Parks board lays out recommendations
At the Aug. 1 City Council meeting, Mark Triebwasser, Parks and Recreation Advisory Board chair, listed the recommendations the board wants to be completed prior to the sunset of the five-year park maintenance fee.
The proposals include the following:
-- The city council will resolve the issue of long term funding for park maintenance.
-- Deferred maintenance tasks will have been completed.
-- A review and update of relevant sections of the parks and Open Space Master Plan will have been concluded including a revised feasibility analysis of a Canby Park District, which includes a community center/sports complex element identifying costs and potential funding mechanisms.
-- The city council will resolve the issue of park maintenance employees' time being allocated to non-park maintenance activities.
In addition, the board wants to see two projects moved into design and construction fairly soon. The first is a "splash pad," which they hope could be completed within a year. Triebwasser noted there are 40 splash pads within the tri-county area. The second would be for design for and construction of the park intended to serve the Auburn Farms subdivision.
Triebwasser explained that each board member made three recommendations for the future.
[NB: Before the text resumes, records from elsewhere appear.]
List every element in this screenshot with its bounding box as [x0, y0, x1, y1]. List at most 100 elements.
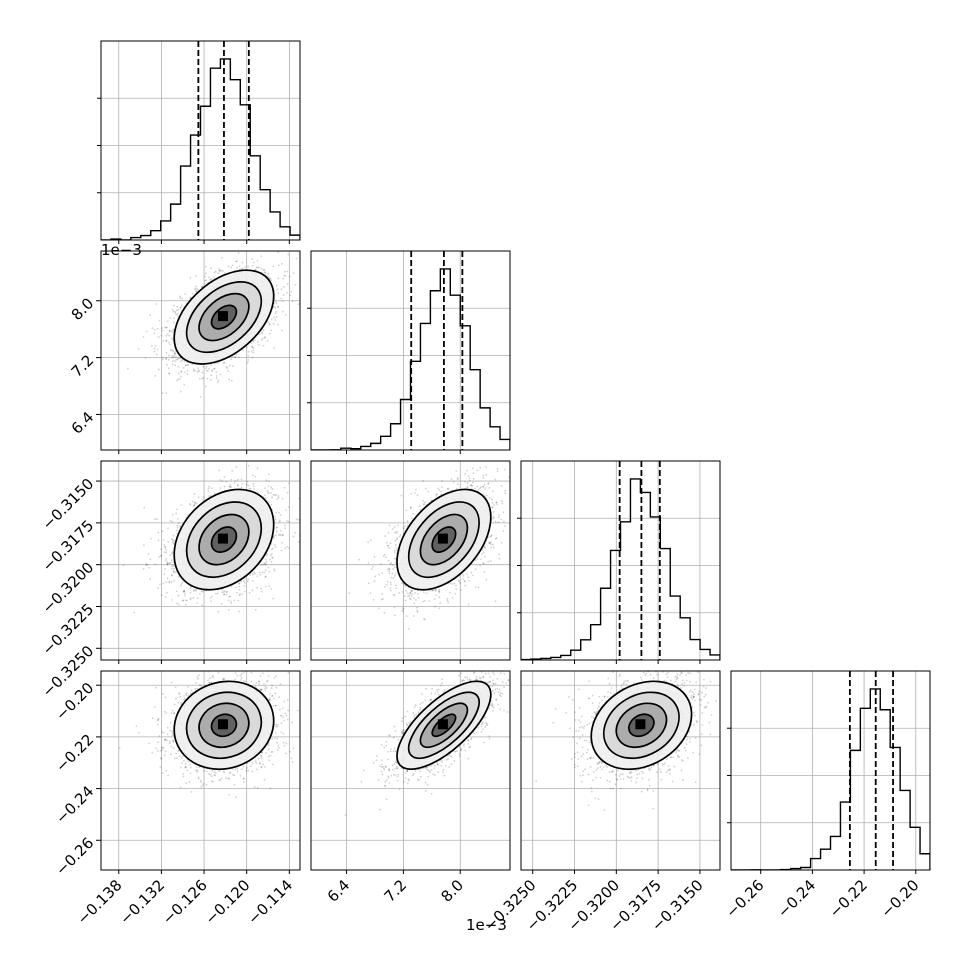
scatter-point — [286, 545, 289, 548]
scatter-point — [157, 539, 160, 542]
scatter-point — [218, 269, 221, 272]
scatter-point — [195, 288, 197, 291]
scatter-point — [156, 348, 159, 351]
scatter-point — [201, 604, 203, 607]
scatter-point — [175, 358, 178, 361]
scatter-point — [175, 590, 178, 593]
scatter-point — [260, 339, 263, 341]
scatter-point — [241, 261, 244, 264]
scatter-point — [210, 595, 213, 598]
scatter-point — [273, 537, 275, 539]
scatter-point — [240, 486, 243, 489]
scatter-point — [258, 597, 260, 600]
scatter-point — [247, 484, 250, 487]
scatter-point — [168, 581, 171, 584]
scatter-point — [174, 351, 176, 354]
scatter-point — [267, 566, 270, 569]
scatter-point — [176, 526, 179, 529]
scatter-point — [169, 561, 172, 564]
scatter-point — [225, 591, 228, 594]
scatter-point — [272, 306, 275, 309]
scatter-point — [200, 590, 203, 593]
y-tick-label: 8.0 — [68, 294, 98, 324]
scatter-point — [201, 371, 204, 374]
scatter-point — [172, 564, 175, 567]
scatter-point — [269, 554, 272, 556]
scatter-point — [270, 560, 273, 563]
scatter-point — [193, 287, 196, 290]
scatter-point — [179, 295, 182, 298]
scatter-point — [185, 599, 188, 602]
scatter-point — [184, 364, 187, 366]
scatter-point — [179, 357, 182, 359]
scatter-point — [264, 487, 266, 490]
scatter-point — [175, 356, 177, 358]
scatter-point — [295, 518, 298, 521]
scatter-point — [286, 291, 288, 294]
scatter-point — [171, 538, 174, 541]
scatter-point — [303, 468, 305, 470]
scatter-point — [271, 547, 274, 550]
scatter-point — [122, 564, 125, 567]
scatter-point — [127, 367, 129, 370]
scatter-point — [154, 345, 157, 347]
scatter-point — [225, 593, 228, 596]
scatter-point — [181, 297, 184, 300]
scatter-point — [174, 364, 177, 367]
scatter-point — [171, 513, 174, 516]
scatter-point — [195, 502, 198, 505]
scatter-point — [208, 495, 211, 498]
scatter-point — [180, 375, 182, 378]
scatter-point — [165, 339, 168, 342]
scatter-point — [280, 549, 283, 552]
scatter-point — [262, 269, 265, 271]
scatter-point — [236, 483, 239, 486]
scatter-point — [143, 506, 146, 509]
scatter-point — [182, 366, 185, 369]
scatter-point — [161, 356, 164, 359]
scatter-point — [153, 347, 156, 350]
scatter-point — [223, 361, 226, 364]
scatter-point — [193, 493, 196, 495]
scatter-point — [149, 314, 152, 316]
scatter-point — [237, 251, 240, 254]
scatter-point — [284, 524, 286, 527]
scatter-point — [165, 351, 168, 354]
scatter-point — [172, 329, 175, 332]
scatter-point — [257, 343, 260, 346]
scatter-point — [256, 467, 259, 470]
panel-content — [311, 251, 510, 450]
scatter-point — [252, 340, 255, 343]
scatter-point — [167, 367, 170, 370]
scatter-point — [165, 326, 168, 329]
scatter-point — [270, 486, 273, 489]
scatter-point — [210, 487, 213, 490]
scatter-point — [153, 350, 156, 353]
scatter-point — [271, 556, 274, 559]
scatter-point — [204, 385, 207, 388]
scatter-point — [251, 579, 254, 582]
scatter-point — [164, 546, 167, 549]
scatter-point — [181, 581, 184, 583]
scatter-point — [244, 578, 246, 580]
scatter-point — [283, 486, 286, 489]
scatter-point — [175, 571, 177, 573]
scatter-point — [284, 275, 287, 277]
scatter-point — [176, 358, 179, 361]
panel-content — [101, 244, 300, 450]
scatter-point — [156, 327, 159, 330]
scatter-point — [240, 478, 243, 481]
scatter-point — [287, 506, 290, 508]
scatter-point — [289, 294, 292, 297]
scatter-point — [222, 591, 225, 593]
scatter-point — [251, 258, 254, 260]
scatter-point — [179, 390, 182, 393]
scatter-point — [204, 275, 206, 278]
scatter-point — [232, 244, 234, 246]
scatter-point — [173, 540, 176, 542]
scatter-point — [165, 339, 168, 342]
scatter-point — [171, 599, 174, 601]
scatter-point — [202, 496, 205, 498]
scatter-point — [160, 554, 163, 557]
scatter-point — [221, 270, 224, 272]
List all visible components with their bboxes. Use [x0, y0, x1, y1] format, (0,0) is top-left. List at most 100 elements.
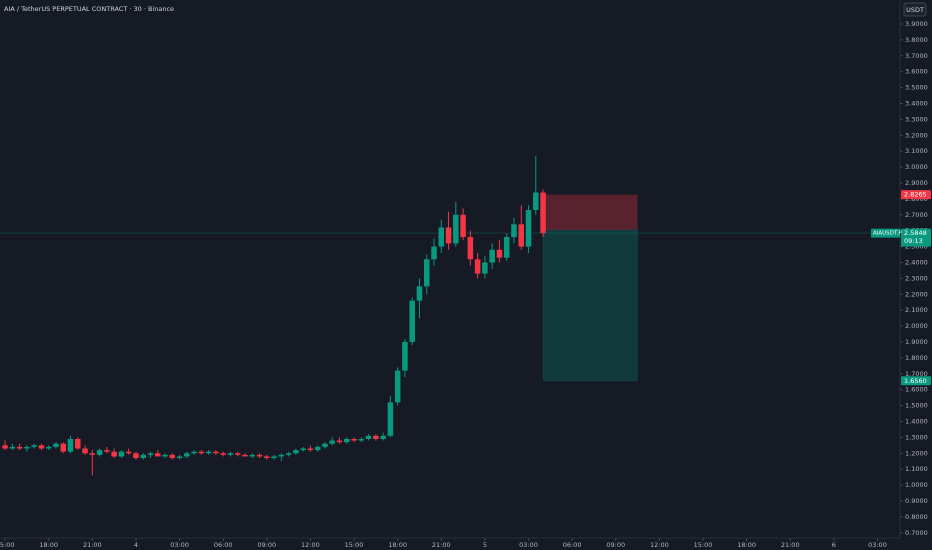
x-tick-label: 03:00 [519, 541, 538, 549]
x-tick-label: 12:00 [301, 541, 320, 549]
candle-body [89, 453, 96, 455]
candle-body [445, 227, 452, 244]
y-tick-label: 3.3000 [905, 115, 928, 123]
last-price-tag-bg [901, 228, 931, 247]
y-tick-label: 0.7000 [905, 529, 928, 537]
candle-body [140, 454, 146, 459]
y-tick-label: 1.8000 [905, 354, 928, 362]
candle-body [344, 438, 350, 443]
candle-body [525, 210, 532, 247]
candle-body [511, 224, 517, 238]
x-tick-label: 09:00 [606, 541, 625, 549]
y-tick-label: 1.7000 [905, 370, 928, 378]
candle-body [242, 454, 248, 457]
x-tick-label: 5 [483, 541, 487, 549]
candle-body [373, 435, 379, 439]
candle-body [431, 246, 437, 260]
candle-body [75, 438, 81, 449]
x-tick-label: 4 [134, 541, 138, 549]
y-tick-label: 2.9000 [905, 179, 928, 187]
x-tick-label: 21:00 [83, 541, 102, 549]
y-tick-label: 3.6000 [905, 68, 928, 76]
target-price-tag-bg [901, 376, 931, 386]
stop-price-tag-bg [901, 190, 931, 200]
candle-body [176, 456, 183, 459]
x-tick-label: 18:00 [737, 541, 756, 549]
y-tick-label: 2.3000 [905, 274, 928, 282]
y-tick-label: 1.3000 [905, 433, 928, 441]
candle-body [351, 438, 357, 441]
candle-body [416, 286, 423, 301]
x-tick-label: 03:00 [170, 541, 189, 549]
y-tick-label: 2.0000 [905, 322, 928, 330]
candle-body [329, 440, 335, 444]
candle-body [227, 453, 234, 455]
candle-body [53, 443, 59, 447]
candle-body [365, 435, 372, 439]
candle-body [438, 227, 445, 247]
y-tick-label: 2.1000 [905, 306, 928, 314]
y-tick-label: 3.8000 [905, 36, 928, 44]
candle-body [474, 259, 481, 274]
y-tick-label: 1.5000 [905, 402, 928, 410]
y-tick-label: 2.2000 [905, 290, 928, 298]
candle-body [111, 451, 117, 457]
last-price-tag: 2.5848 [904, 229, 927, 237]
candle-body [358, 438, 365, 441]
candle-body [133, 453, 139, 459]
x-tick-label: 15:00 [694, 541, 713, 549]
y-tick-label: 3.7000 [905, 52, 928, 60]
candle-body [45, 446, 52, 449]
candle-body [489, 249, 495, 263]
candle-body [184, 453, 190, 457]
x-tick-label: 12:00 [650, 541, 669, 549]
candle-body [118, 451, 125, 457]
target-zone [542, 229, 638, 382]
candle-body [518, 224, 525, 247]
candle-body [154, 453, 161, 457]
candle-body [9, 446, 16, 449]
candle-body [278, 454, 285, 457]
candle-body [307, 448, 314, 451]
currency-label[interactable]: USDT [906, 6, 924, 14]
candle-body [2, 445, 8, 449]
candle-body [453, 214, 459, 244]
candle-body [104, 450, 110, 452]
candle-body [380, 435, 386, 439]
x-tick-label: 06:00 [214, 541, 233, 549]
candle-body [162, 454, 168, 457]
candle-body [460, 214, 466, 238]
x-tick-label: 03:00 [868, 541, 887, 549]
y-tick-label: 3.5000 [905, 84, 928, 92]
candle-body [467, 237, 474, 260]
x-tick-label: 06:00 [563, 541, 582, 549]
candle-body [496, 249, 503, 258]
candle-body [314, 446, 321, 451]
y-tick-label: 3.1000 [905, 147, 928, 155]
currency-button[interactable] [903, 2, 927, 17]
candle-body [82, 448, 88, 454]
candle-body [24, 446, 30, 449]
candle-body [394, 370, 401, 403]
candle-body [38, 445, 45, 449]
x-tick-label: 21:00 [781, 541, 800, 549]
candle-body [198, 451, 205, 454]
candle-body [285, 453, 292, 455]
symbol-tag: AIAUSDT.P [873, 231, 902, 237]
y-tick-label: 1.0000 [905, 481, 928, 489]
y-tick-label: 1.2000 [905, 449, 928, 457]
candle-body [533, 192, 539, 211]
y-tick-label: 3.4000 [905, 99, 928, 107]
stop-zone [543, 194, 638, 230]
candle-body [169, 454, 176, 459]
candle-body [16, 446, 23, 449]
x-tick-label: 21:00 [432, 541, 451, 549]
candle-body [191, 451, 197, 454]
candle-body [256, 454, 263, 457]
candle-body [322, 443, 328, 447]
y-tick-label: 0.9000 [905, 497, 928, 505]
candle-body [293, 450, 299, 454]
x-tick-label: 15:00 [345, 541, 364, 549]
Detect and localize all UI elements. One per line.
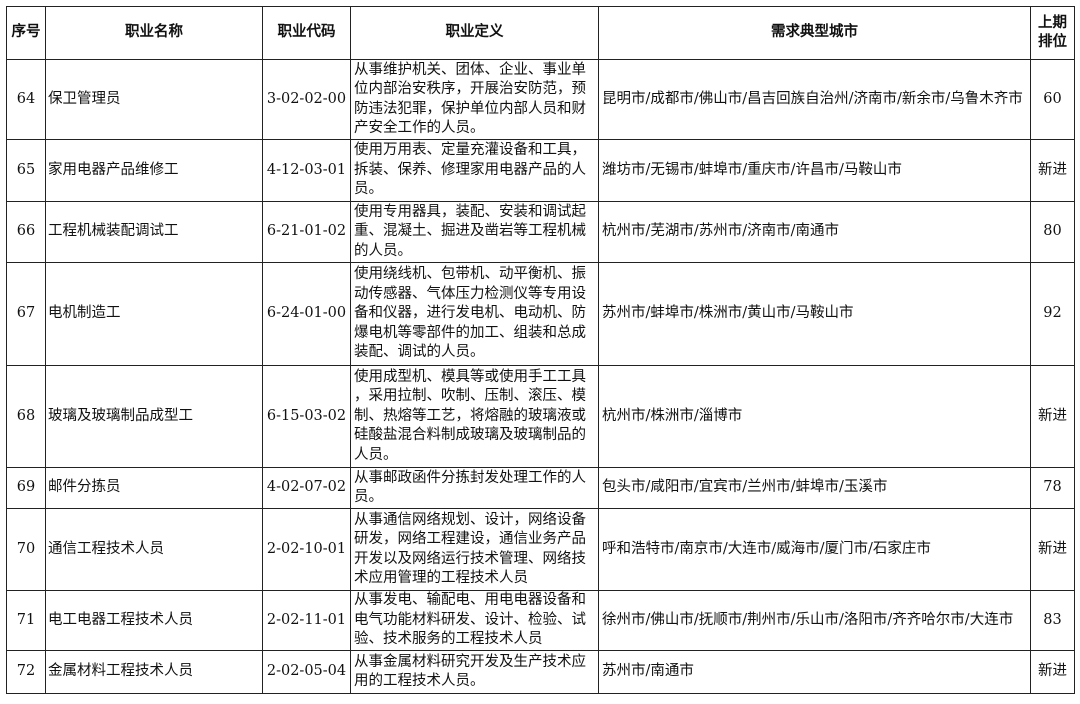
header-code: 职业代码	[262, 6, 351, 60]
typical-cities: 杭州市/株洲市/淄博市	[598, 365, 1031, 468]
header-cities: 需求典型城市	[598, 6, 1031, 60]
row-number: 64	[6, 59, 46, 140]
header-row: 序号 职业名称 职业代码 职业定义 需求典型城市 上期排位	[6, 6, 1075, 60]
header-prev-rank: 上期排位	[1030, 6, 1075, 60]
previous-rank: 92	[1030, 262, 1075, 366]
table-row: 65 家用电器产品维修工 4-12-03-01 使用万用表、定量充灌设备和工具，拆装、…	[6, 139, 1075, 202]
typical-cities: 徐州市/佛山市/抚顺市/荆州市/乐山市/洛阳市/齐齐哈尔市/大连市	[598, 590, 1031, 651]
previous-rank: 新进	[1030, 365, 1075, 468]
row-number: 66	[6, 201, 46, 263]
table-row: 66 工程机械装配调试工 6-21-01-02 使用专用器具，装配、安装和调试起重、混…	[6, 201, 1075, 263]
typical-cities: 昆明市/成都市/佛山市/昌吉回族自治州/济南市/新余市/乌鲁木齐市	[598, 59, 1031, 140]
occupation-definition: 从事邮政函件分拣封发处理工作的人员。	[350, 467, 599, 509]
typical-cities: 苏州市/蚌埠市/株洲市/黄山市/马鞍山市	[598, 262, 1031, 366]
previous-rank: 新进	[1030, 508, 1075, 591]
occupation-code: 6-24-01-00	[262, 262, 351, 366]
header-no: 序号	[6, 6, 46, 60]
occupation-definition: 从事发电、输配电、用电电器设备和电气功能材料研发、设计、检验、试验、技术服务的工…	[350, 590, 599, 651]
previous-rank: 新进	[1030, 139, 1075, 202]
typical-cities: 苏州市/南通市	[598, 650, 1031, 694]
typical-cities: 杭州市/芜湖市/苏州市/济南市/南通市	[598, 201, 1031, 263]
typical-cities: 潍坊市/无锡市/蚌埠市/重庆市/许昌市/马鞍山市	[598, 139, 1031, 202]
previous-rank: 新进	[1030, 650, 1075, 694]
previous-rank: 80	[1030, 201, 1075, 263]
table-row: 72 金属材料工程技术人员 2-02-05-04 从事金属材料研究开发及生产技术应用的…	[6, 650, 1075, 694]
occupation-code: 2-02-10-01	[262, 508, 351, 591]
occupation-definition: 使用万用表、定量充灌设备和工具，拆装、保养、修理家用电器产品的人员。	[350, 139, 599, 202]
occupation-definition: 从事维护机关、团体、企业、事业单位内部治安秩序，开展治安防范，预防违法犯罪，保护…	[350, 59, 599, 140]
table-row: 67 电机制造工 6-24-01-00 使用绕线机、包带机、动平衡机、振动传感器、气体…	[6, 262, 1075, 366]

The similar ones were tied together.
Mayor Brian Hodson earlier this year challenged the board to make the city ready for the residential growth that's expected within the next 30 or so years.
The board noted that its research verifies quality parks are often the reason driving tourism, attracting business and improving livability.
"Therefore we must begin preparing our parks starting now. We cannot wait until it's too late," according to Hodson.
He also cited that a water sport complex and a dog park were approved 10 years ago. "We're delaying what we need to do," he said.
City Administrator Rick Robinson questioned how the city needs to proceed. He suggested a feasibility analysis and a work session to go through the board's recommendations.
Hodson noted that even with the maintenance back up, many of the parks are being used heavily by a lot of residents.
Earlier, Hodson gave each council member a handout and asked them to tour the parks this month and determine which of the handout's six modes depicted the current state as well as their desired state. He said he expects that will prepare the council for the bus tour of the parks on Sept. 18.
The city is looking into WiFi in the parks, according to Robinson, and that may soon be tried at Wait Park.
But City Attorney Joe Lindsey cautioned that some people don't seem to be aware that no alcohol is allowed in parks.
"It's a crime to have a cooler of beer in the park, not a ticket, a crime," he said.
He also called on people to park in spaces, especially at parks at or near rivers, leaving a wide path for potential emeregencies.
"Often people create a situation that doesn't allow the use of emergency vehicles to get through. Be aware that in case of an emergency, those vehicles are large and need to get close," he said.